Data flows through three steps to a result. The first two steps each drop a breadcrumb onto a log trail. The third step fails silently with no log, so the data is swallowed and never reaches the result.

This is where a decent logging system earns its keep. It helps you pinpoint when and where the data flow disappears. And it is the other half of why the three types of tests matter so much. They track and trace your entire system end to end, and in doing so they flush out these observability gaps so you can fill them in. You end up with something cohesive, wired together properly, where you can follow one piece of data all the way from input, through every transformation, to the expected result at the other end.

Fix, test, observe, repeat

So how do the two halves actually fix anything? In a loop. When something is wrong, I go round the same three steps: fix, test, observe. Make a change, run the tests, watch what the system does with proper logging underneath. If the symptom is still there, round again. I keep going until it clears.

A triangular loop with Fix at the top, Test at the bottom left and Observe at the bottom right, arrows cycling fix to test to observe and back, repeating until the symptom is actually gone, not masked.

But here is the part that matters most: clearing the symptom has to mean the cause is gone, not just hidden. This is something AI loves to do. Make the red turn green, make the error stop showing, get the test to pass, while the real problem sits there untouched. It will happily pretend it works when it doesn’t. That is exactly why I run all three types of tests and keep observability at every layer. A masked symptom slips past one lazy check. It does not slip past unit, workflow and end-to-end tests all watching, with logs at every step showing where the data really went.

The last layer is you

There is one last layer, and it is the same one I finished on last time. You.

In the tests post I called this the fourth test, the one no machine runs: human intuition. That nagging feeling when something is off, even when every log is green and every test has passed. And here is what I have come to see: that feeling is observability too. When something seems wrong, some sensor in my human body is firing and setting off the gut feel, the same way a log line or an alert goes off inside a system. My instinct is just my own body’s warning light.

Is the output what you expected, or is it way off? Sometimes it is genuinely hard to tell. Even I struggle with it. But when something is properly off, you will feel it. You notice. That human instinct is worth more than people give it credit for, so use it.

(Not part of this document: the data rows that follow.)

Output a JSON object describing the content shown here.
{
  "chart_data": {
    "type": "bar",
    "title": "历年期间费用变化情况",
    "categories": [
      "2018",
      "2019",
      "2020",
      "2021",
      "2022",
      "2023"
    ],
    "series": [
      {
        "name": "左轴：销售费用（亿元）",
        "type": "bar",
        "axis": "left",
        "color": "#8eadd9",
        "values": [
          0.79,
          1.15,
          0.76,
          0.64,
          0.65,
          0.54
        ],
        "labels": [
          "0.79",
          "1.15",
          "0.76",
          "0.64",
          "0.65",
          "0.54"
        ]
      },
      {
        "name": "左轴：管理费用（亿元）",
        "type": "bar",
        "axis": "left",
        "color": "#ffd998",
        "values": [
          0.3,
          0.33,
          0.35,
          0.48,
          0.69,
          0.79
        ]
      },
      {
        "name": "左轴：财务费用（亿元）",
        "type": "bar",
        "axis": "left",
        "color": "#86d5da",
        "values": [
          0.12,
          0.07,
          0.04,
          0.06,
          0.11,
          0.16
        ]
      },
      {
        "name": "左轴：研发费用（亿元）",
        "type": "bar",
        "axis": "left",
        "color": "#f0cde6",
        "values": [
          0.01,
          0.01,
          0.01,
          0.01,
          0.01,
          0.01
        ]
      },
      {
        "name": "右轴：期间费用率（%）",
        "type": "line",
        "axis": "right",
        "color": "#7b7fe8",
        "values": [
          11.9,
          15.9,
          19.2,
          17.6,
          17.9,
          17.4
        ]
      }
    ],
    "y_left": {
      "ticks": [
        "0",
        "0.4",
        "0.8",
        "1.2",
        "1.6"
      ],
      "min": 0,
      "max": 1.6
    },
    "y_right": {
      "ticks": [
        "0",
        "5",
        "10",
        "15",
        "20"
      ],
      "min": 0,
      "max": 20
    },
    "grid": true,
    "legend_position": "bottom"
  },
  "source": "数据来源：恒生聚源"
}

The logs and the tests tell you what the machine can measure. You are the one who can look at the whole thing and go, “no, that’s not right.”

So that is the pair. Tests prove the parts, the wiring, and the whole machine. Observability is what lets the tests see anything at all, and what lets you and the AI find the fault when something slips through. Build them both in from the start, use your own senses on top, and you might just end up with something you can actually trust.